The modern business landscape is defined by an overwhelming flood of data. From market shifts and competitor moves to regulatory changes and scientific breakthroughs, the information that fuels critical decisions is scattered, unstructured, and relentless. For years, the only solution was to throw more human hours at the problem—analysts spending weeks sifting through documents, news articles, and financial reports.
But what if you could automate the entire research workflow? What if you could deploy autonomous AI agents to gather, synthesize, and analyze information from any source, delivering structured insights directly into your applications?
This is the promise of AI-powered information retrieval, a paradigm shift that turns research from a manual process into a programmable service. With platforms like research.do, businesses can now treat complex research tasks as simple API calls.
Here are the top five most impactful use cases for autonomous AI research that are transforming the finance and tech industries today.
The Challenge: Mergers and acquisitions (M&A) and investment due diligence are notoriously slow and labor-intensive. Analysts must manually review thousands of pages of financial filings, news archives, and legal documents to assess a target company's health, risks, and potential. This process is not only expensive but also susceptible to human error and oversight.
The AI Solution: An AI research agent can execute a comprehensive due diligence checklist in a fraction of the time. By defining a single query, you can task an agent to:
This agentic workflow doesn't just speed up the process; it provides a deeper, more data-driven layer of analysis, uncovering insights that might have been missed.
The Challenge: Staying ahead of the competition requires constant vigilance. Product leaders, marketers, and strategists need to know when a competitor launches a new feature, changes their pricing, or receives a new round of funding. Tracking this manually is a reactive and inefficient cat-and-mouse game.
The AI Solution: Deploy a recurring AI research agent to act as your dedicated competitive intelligence analyst. This agent can be programmed to continuously monitor:
The agent then delivers a synthesized daily or weekly briefing directly to your team's Slack channel or internal dashboard, transforming raw data into actionable strategic insights.
The Challenge: For tech companies, innovation is survival. R&D teams must stay on the cutting edge of scientific discovery by monitoring academic papers, clinical trials, and emerging patents. The sheer volume of information published on platforms like arXiv, PubMed, and patent offices makes this a monumental task.
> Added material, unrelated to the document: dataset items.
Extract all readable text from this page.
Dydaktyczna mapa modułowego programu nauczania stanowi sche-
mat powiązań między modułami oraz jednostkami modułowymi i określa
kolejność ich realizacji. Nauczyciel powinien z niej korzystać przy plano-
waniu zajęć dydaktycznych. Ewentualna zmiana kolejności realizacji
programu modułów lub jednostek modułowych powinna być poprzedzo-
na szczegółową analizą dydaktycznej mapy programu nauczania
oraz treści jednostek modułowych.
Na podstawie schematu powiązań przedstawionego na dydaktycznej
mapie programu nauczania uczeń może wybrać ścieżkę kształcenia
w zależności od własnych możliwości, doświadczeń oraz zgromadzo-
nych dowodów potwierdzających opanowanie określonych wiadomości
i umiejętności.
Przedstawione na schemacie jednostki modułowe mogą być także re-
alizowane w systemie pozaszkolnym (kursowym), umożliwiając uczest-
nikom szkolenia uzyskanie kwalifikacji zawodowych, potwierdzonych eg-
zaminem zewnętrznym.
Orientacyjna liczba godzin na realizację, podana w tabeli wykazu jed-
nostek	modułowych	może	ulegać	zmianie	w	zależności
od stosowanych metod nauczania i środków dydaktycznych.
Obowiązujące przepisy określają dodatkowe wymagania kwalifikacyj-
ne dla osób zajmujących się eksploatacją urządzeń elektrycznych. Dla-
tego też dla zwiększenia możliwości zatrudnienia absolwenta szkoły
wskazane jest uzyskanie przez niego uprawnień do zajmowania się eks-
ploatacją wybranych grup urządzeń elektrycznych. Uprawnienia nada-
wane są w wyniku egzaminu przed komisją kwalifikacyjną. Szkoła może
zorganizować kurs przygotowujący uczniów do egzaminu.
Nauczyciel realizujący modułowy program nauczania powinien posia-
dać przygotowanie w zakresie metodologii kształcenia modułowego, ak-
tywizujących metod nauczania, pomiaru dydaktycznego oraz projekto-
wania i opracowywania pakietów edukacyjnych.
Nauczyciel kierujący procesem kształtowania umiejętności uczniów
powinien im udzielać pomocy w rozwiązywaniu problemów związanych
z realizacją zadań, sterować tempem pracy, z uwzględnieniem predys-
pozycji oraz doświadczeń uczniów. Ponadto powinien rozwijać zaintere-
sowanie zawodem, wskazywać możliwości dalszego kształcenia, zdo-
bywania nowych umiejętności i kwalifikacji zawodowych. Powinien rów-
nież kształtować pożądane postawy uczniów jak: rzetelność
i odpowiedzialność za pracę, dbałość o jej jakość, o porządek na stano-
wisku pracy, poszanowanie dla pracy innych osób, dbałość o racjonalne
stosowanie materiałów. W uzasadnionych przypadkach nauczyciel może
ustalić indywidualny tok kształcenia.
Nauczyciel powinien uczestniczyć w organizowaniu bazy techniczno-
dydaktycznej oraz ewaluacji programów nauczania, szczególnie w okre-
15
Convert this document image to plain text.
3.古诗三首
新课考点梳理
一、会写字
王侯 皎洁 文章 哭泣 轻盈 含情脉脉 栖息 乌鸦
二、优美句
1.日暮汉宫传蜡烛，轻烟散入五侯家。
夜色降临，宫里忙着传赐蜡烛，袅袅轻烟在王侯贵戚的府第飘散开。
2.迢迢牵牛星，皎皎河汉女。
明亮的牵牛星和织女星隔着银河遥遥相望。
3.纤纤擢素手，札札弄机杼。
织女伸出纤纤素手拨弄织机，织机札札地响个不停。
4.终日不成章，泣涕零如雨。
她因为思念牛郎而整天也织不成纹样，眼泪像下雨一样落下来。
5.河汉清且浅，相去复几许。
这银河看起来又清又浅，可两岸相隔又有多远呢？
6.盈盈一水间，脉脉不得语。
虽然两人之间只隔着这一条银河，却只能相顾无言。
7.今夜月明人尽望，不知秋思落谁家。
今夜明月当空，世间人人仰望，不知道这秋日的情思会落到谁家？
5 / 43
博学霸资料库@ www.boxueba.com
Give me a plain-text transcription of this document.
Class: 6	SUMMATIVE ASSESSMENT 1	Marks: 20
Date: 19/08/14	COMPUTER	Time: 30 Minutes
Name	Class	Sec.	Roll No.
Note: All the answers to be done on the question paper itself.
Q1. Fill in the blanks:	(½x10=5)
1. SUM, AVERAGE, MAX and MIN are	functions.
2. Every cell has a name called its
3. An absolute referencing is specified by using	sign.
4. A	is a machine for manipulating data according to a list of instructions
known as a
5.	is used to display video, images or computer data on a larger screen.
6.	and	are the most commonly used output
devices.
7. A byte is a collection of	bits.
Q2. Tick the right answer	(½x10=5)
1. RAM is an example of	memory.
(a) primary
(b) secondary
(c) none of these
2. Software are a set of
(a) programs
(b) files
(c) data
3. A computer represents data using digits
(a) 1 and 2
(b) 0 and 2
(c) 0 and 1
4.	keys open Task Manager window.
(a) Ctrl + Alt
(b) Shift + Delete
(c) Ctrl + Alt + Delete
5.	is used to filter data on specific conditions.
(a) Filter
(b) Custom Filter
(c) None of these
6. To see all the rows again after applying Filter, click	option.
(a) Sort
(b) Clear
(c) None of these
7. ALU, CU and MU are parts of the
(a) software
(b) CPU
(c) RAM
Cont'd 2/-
The AI Solution: An AI agent can act as a tireless research assistant for your R&D department. You can task it to scan specific academic archives for breakthroughs related to your field, such as "quantum computing in finance" or "advancements in solid-state batteries." The agent reads, understands, and synthesizes the information, returning a report that highlights:
This frees up your most valuable engineers and scientists to focus on building, not just reading.
The Challenge: Financial markets react instantly to new information. While quantitative trading models are excellent at processing structured numerical data, they often miss the valuable signals hidden in unstructured text from news articles, earnings call transcripts, and corporate announcements.
The AI Solution: This is a prime example of Business-as-Code. An AI research agent can be integrated into a trading pipeline to perform real-time information retrieval and analysis. When a news story breaks about a company, the agent can:
This turns the world's unstructured news flow into a machine-readable source of alpha.
The Challenge: For financial institutions, staying compliant is a mission-critical, high-stakes endeavor. Regulations change constantly across different jurisdictions, and failing to adapt can result in massive fines and reputational damage.
The AI Solution: Deploy an AI agent to be your automated compliance officer. This agent can be configured to monitor the websites of regulatory bodies (like the SEC, FCA, or MAS) for any new rules, policy updates, or enforcement actions relevant to your business. By transforming regulatory monitoring into an automated workflow, you ensure timely awareness and significantly reduce the risk of non-compliance.
These advanced use cases are no longer theoretical. Platforms like research.do provide the tools to implement them today. Unlike a standard search engine that just returns a list of links, research.do performs the cognitive work of a human researcher.
You define what you need, and the AI agents handle the rest. With a simple API call, you can launch a comprehensive research task.
Here’s a glimpse of how you can turn research into a service with a few lines of code:
import { Do } from '@do-inc/sdk';
const research = new Do('research');
async function getMarketAnalysis(topic: string) {
const report = await research.query({
prompt: `Generate a market analysis report for ${topic}.`,
sources: ['web', 'news', 'sec-filings'],
depth: 'comprehensive',
format: 'json'
});
console.log(report.summary);
return report;
}
getMarketAnalysis('Quantum Computing in Finance');
The agent executes a plan, consults the specified sources, and returns a structured, synthesized report—ready for immediate use in your application or workflow.
The ability to programmatically research, analyze, and retrieve information is a competitive superpower. By leveraging AI agents, businesses in finance and tech can move faster, make smarter decisions, and unlock new opportunities hidden within the world's data. The era of manual research is ending. The era of Research-as-a-Service has begun.
Ready to automate your research workflows? Explore research.do and deploy your first AI agent today.